CUDİ'DE KESİLEN HER AĞACIN HESABINI SORACAĞIZ
Yeni bir yaşamı bu ülkedeki bütün halkların ve inançların eşit ve özgür olduğu bir düzeni kurmaya gideceğiz. Cudi’de kesilen her ağacın hesabını sormaya gideceğiz. Bunu yapmak için de, Yeşil Sol’un ağacı altında buluşuyoruz. Buluşuyoruz, güçlerimizi birleştiriyoruz. Barışa, demokrasiye, adalete en güçlü şekilde yürümek için bir araya geliyoruz. Biliyoruz başarı yakındır. Bu tek adam rejimini, bu saltanatı bitireceğiz. Erdoğan gidecek, bu seçimlerde sizlerin iradesiyle gidecek. Saltanat düzeni bitecek. Yeşil Sol’la yeni, özgür, eşit yaşamın yolları açılacak. Sandıkları da koruyoruz, irademizi de.
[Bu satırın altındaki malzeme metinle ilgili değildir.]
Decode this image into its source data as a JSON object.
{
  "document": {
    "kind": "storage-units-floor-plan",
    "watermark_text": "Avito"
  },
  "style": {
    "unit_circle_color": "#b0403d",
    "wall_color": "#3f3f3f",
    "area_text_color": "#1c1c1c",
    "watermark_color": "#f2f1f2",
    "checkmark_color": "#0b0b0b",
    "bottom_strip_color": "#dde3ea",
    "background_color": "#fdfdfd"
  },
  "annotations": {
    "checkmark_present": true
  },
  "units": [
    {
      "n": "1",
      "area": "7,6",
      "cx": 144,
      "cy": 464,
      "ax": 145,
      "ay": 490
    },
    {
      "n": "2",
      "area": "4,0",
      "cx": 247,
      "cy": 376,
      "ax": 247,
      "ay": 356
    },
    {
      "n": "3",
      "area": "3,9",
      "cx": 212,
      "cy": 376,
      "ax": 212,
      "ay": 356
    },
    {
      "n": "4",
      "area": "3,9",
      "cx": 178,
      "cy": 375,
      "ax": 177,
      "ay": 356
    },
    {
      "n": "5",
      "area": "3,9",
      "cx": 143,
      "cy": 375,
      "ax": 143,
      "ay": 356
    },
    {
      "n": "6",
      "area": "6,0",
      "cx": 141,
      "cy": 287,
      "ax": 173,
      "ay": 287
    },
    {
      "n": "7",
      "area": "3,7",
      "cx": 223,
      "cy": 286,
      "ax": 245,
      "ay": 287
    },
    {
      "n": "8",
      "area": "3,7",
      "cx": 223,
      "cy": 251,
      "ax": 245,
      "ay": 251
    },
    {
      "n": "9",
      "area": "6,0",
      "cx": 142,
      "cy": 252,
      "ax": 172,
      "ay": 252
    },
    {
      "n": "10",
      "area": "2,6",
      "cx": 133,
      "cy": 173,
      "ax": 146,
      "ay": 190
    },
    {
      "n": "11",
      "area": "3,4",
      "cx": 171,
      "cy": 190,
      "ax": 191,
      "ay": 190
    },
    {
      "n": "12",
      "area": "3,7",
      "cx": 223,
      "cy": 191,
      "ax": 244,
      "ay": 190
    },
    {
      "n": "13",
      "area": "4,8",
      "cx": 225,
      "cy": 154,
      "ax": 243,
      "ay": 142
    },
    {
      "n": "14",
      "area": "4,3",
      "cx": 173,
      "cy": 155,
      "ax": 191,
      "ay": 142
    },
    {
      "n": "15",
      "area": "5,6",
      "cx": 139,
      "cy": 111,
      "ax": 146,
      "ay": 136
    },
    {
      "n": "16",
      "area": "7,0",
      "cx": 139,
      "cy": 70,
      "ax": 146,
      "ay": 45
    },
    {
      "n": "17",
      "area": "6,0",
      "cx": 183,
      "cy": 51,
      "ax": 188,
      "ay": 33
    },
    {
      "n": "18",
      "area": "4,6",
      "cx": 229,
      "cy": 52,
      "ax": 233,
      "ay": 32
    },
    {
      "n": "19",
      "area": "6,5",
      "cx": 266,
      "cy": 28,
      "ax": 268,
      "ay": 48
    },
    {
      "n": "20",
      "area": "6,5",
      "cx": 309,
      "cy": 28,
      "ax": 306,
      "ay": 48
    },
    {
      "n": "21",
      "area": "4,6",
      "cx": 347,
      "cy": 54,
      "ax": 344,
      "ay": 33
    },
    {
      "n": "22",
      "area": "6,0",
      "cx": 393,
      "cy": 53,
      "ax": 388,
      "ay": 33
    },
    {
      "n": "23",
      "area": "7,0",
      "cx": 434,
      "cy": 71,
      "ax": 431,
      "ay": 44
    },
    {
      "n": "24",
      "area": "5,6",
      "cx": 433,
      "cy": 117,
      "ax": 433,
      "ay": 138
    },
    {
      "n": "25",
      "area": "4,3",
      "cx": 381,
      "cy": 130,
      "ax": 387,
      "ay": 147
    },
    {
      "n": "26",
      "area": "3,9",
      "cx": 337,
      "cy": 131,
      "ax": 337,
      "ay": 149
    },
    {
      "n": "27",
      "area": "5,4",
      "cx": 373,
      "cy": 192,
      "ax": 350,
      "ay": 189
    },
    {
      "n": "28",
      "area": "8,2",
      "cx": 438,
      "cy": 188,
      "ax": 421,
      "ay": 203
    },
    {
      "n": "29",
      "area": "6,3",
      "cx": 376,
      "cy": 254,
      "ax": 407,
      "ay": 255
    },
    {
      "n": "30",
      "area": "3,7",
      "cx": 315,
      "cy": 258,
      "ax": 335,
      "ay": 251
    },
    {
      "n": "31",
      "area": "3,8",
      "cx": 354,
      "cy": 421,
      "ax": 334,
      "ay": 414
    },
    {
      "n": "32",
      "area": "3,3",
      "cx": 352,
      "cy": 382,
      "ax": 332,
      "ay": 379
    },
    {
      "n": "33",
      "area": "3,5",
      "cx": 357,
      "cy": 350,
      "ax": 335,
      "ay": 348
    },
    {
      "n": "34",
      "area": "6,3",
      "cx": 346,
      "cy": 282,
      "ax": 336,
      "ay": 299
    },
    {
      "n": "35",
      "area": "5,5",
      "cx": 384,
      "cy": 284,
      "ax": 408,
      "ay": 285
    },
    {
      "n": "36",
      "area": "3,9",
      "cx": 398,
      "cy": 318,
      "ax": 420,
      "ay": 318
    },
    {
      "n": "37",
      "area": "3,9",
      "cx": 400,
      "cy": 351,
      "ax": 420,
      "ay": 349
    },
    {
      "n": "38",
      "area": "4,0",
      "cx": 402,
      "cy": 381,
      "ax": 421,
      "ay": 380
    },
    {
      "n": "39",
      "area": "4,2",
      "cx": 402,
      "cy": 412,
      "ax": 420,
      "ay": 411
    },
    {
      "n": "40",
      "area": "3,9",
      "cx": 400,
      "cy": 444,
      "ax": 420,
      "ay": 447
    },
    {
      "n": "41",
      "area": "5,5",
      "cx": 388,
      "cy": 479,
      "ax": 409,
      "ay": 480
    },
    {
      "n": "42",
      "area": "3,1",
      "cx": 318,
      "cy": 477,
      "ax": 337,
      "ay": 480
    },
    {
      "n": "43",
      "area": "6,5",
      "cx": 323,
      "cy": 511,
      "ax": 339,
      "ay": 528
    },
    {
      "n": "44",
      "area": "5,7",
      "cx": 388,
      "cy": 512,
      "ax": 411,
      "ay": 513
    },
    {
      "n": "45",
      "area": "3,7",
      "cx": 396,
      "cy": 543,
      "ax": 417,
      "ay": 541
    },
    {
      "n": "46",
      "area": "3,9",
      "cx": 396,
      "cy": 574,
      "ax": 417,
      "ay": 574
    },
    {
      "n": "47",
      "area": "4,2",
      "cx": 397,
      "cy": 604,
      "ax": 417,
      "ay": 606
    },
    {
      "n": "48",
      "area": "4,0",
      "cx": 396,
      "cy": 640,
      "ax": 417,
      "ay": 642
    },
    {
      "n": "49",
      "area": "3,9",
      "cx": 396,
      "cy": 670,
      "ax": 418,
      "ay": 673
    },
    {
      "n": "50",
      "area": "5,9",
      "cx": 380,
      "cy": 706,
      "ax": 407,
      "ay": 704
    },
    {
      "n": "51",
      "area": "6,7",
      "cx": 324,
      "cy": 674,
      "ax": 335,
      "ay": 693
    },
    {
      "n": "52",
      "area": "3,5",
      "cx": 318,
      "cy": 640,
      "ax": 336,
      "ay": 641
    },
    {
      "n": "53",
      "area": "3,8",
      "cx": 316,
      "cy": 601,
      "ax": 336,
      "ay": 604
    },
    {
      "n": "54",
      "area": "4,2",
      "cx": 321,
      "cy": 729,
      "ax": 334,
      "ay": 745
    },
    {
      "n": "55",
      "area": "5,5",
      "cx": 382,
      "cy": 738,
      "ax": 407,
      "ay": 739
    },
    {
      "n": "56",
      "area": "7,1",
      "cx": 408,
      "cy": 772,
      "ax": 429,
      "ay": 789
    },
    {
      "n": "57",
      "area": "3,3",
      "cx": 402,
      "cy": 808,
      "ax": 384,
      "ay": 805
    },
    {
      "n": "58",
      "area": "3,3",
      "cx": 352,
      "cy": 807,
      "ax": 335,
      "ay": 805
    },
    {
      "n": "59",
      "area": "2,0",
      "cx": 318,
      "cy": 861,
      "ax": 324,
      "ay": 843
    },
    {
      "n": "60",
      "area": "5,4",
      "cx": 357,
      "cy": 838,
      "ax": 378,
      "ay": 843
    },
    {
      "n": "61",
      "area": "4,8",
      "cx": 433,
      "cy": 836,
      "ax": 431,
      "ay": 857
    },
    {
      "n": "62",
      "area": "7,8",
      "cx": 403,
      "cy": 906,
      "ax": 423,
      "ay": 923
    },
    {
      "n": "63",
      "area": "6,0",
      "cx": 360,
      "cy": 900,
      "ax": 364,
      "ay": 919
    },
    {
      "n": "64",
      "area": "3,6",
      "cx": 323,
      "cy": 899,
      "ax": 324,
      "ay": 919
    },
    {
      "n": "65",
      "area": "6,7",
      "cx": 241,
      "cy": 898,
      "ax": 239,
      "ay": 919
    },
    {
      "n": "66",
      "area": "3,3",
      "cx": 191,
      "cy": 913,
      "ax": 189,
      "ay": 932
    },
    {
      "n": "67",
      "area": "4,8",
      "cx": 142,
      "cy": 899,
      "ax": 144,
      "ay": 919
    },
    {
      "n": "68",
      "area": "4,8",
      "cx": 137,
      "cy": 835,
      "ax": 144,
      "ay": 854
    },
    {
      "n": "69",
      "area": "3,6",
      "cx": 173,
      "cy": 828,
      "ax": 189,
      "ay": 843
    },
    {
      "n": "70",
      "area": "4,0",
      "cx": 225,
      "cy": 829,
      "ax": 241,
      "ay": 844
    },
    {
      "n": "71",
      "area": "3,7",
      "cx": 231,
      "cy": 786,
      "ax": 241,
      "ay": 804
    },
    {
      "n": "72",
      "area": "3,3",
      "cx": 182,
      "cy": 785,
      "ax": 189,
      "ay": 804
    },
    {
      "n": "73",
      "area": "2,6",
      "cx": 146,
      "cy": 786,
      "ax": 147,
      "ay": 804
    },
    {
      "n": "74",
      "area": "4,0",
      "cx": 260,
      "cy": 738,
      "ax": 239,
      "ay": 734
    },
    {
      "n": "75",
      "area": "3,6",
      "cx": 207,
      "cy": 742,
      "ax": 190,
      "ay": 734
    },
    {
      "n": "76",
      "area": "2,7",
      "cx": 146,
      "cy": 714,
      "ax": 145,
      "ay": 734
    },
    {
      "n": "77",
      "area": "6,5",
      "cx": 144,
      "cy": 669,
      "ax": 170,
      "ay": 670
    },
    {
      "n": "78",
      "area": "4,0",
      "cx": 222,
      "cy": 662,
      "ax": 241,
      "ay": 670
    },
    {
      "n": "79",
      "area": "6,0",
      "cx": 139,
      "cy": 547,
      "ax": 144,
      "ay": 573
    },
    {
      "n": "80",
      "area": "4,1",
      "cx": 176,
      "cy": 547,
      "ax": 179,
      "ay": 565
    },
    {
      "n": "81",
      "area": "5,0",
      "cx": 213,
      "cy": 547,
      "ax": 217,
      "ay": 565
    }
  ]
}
SEÇİM GÖREVLESİ GİBİ DAVRANIN
Hepimiz, oy kullanan her birimiz seçim görevlisi gibi davranın. Seçimi kazanmak için oyu sandığa, irademizi atmak yetmiyor, sandıktan çıkan iradeyi de korumamız gerekiyor. Hepiniz seçim görevlisi olmak, çalışmak için hazırlanın. En çok siz gençler, sandıkları, oy torbalarını bırakmayın. Bunlar her şeyi çalmak isterler, irademizi çalmak isterler ama izin vermeyeceğiz. Mutlaka bu tek adam yönetimini bitireceğiz. Bu düzeni değiştireceğiz. Bizim yürüyüşümüz özgürlük yürüyüşüdür. Bu yürüyüş onları gönderecek. 15 Mayıs sabahı baharın geldiğini, çiçeklerin açtığını, yüzlerin güldüğünü hep birlikte göreceğiz. Bütün ülkeye baharı bizler getireceğiz."
Ardından mitinge katılan gazeteciler Yıldırım Türker, Murat Çelikan ve Dicle Anter halkı selamladı, Mehmet Tunç'un annesi Esmer Tunç'un mesajı okundu.
Miting, dengbêj Rezanê Batu'nun seslendirdiği şarkılarla sona erdi.